Personal archive of coding experiments, research threads, and draft ideas.
My research interests revolve around compilers, high-performance computing, and deep learning systems.
Specifically, I am interested in intermediate representations, JIT compilation, and code generation for deep
learning and HPC workloads targeting CPUs, GPUs, and custom accelerators such as FPGAs and TPUs.
Having spent considerable time manually optimizing SIMD kernels and memory layouts, I have developed
a strong appreciation for both the performance gains achievable through hardware-aware optimization and
the difficulty of scaling such efforts across architectures.
My experience has made clear both the potential and limits of manual optimization. I can hand-write kernels
that utilize hardware effectively, but doing so for every operator, data type, and architecture is not scalable.
I am interested in how functional IRs and rewrite systems can be applied to deep learning compilation. I am also interested in how machine
learning can guide search through optimization spaces, and how memory-aware IR design enables efficient
accelerator code generation.
I am developing cppDL, a general-purpose deep learning inference library written entirely in C++ with no external ML dependencies. The system
includes a custom memory allocator, safetensor parser, BPE tokenizer, implementations of core neural network operations and high-performance tensor operations.
I validated the library by running GPT-2 inference:
cppDL achieves approximately 35 tok/s compared to PyTorch’s 19 tok/s on the same hardware, an 86% improvement in end-to-end latency without KV Caching on the CPU.
When using KV Caching, cppDL achieves over 110 tok/s compared to PyTorch's 60 tok/s on the CPU.

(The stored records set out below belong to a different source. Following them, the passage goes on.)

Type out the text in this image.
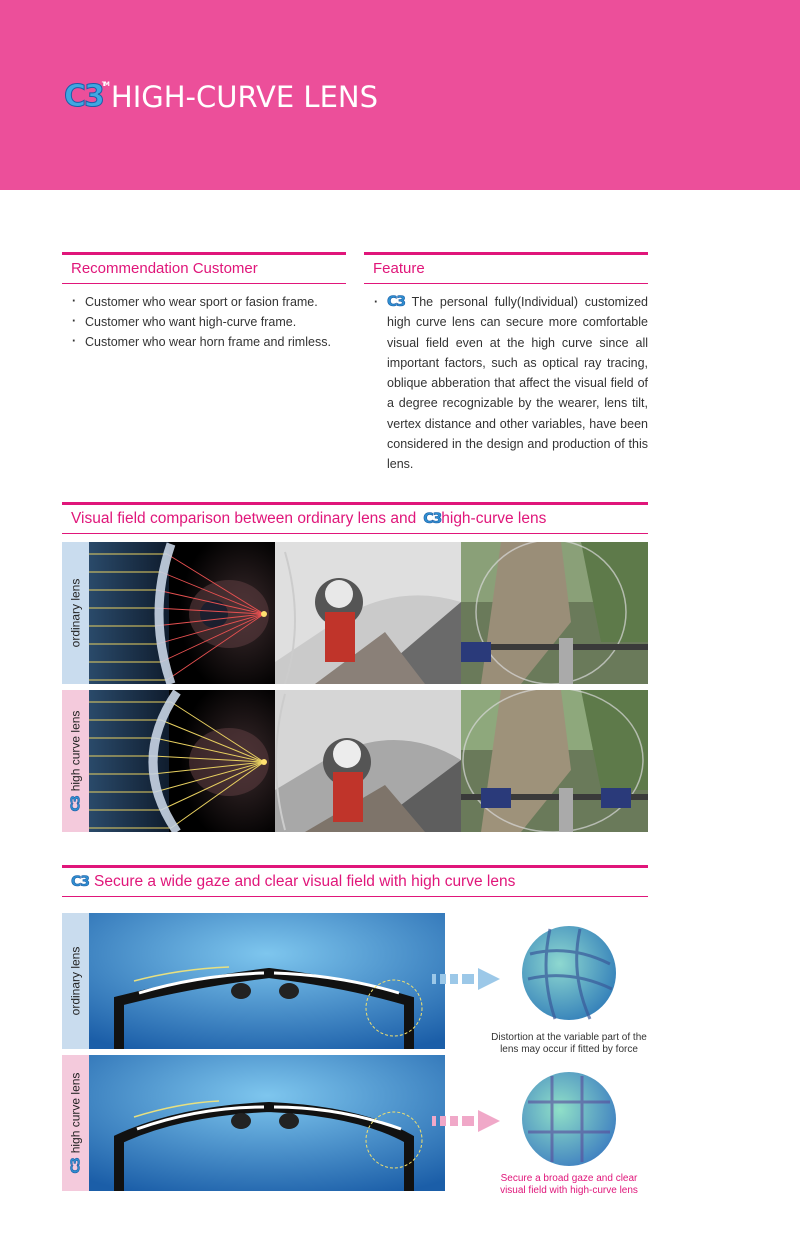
C3
TM HIGH-CURVE LENS
Recommendation Customer
· Customer who wear sport or fasion frame.
· Customer who want high-curve frame.
· Customer who wear horn frame and rimless.
Feature
· C3 The personal fully(Individual) customized high curve lens can secure more comfortable visual field even at the high curve since all important factors, such as optical ray tracing, oblique abberation that affect the visual field of a degree recognizable by the wearer, lens tilt, vertex distance and other variables, have been considered in the design and production of this lens.
Visual field comparison between ordinary lens and C3 high-curve lens
ordinary lens
C3
high curve lens
C3 Secure a wide gaze and clear visual field with high curve lens
ordinary lens
Distortion at the variable part of the lens may occur if fitted by force
C3
high curve lens
Secure a broad gaze and clear visual field with high-curve lens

This advantage does not come from faster matrix multiplication. PyTorch uses highly optimized BLAS
backends that exceed my implementation in raw GEMM throughput. The gains come from system-level
optimizations: static memory arenas eliminating allocation overhead, cache-friendly data layouts reducing
memory traffic, and a simplified execution path avoiding dispatch overhead. This highlighted an important
insight: end-to-end performance depends on the entire system, and there is significant room for compilerdriven optimization at the graph level.
The backend for cppDL is CRUSHBLAS, a custom linear algebra library using AVX2 and AVX-512 intrinsics.
I implemented GEMM kernels with register blocking, loop tiling, and cache-aware memory access
patterns. Benchmarked across large matrix sizes (4096, 8192, and 16384), my kernels achieve a sustained
throughput of approximately 825 GFLOP/s with OpenMP parallelization. I am currently extending this
work to GPUs, writing custom drivers for direct kernel dispatch to understand the execution model below
the CUDA/ROCm abstraction layer. Building these systems has taught me the micro-architectural details
compilers must reason about: port contention, latency hiding, cache utilization, and prefetching behavior. I
see this manual optimization experience as preparation for researching how to automate such decisions.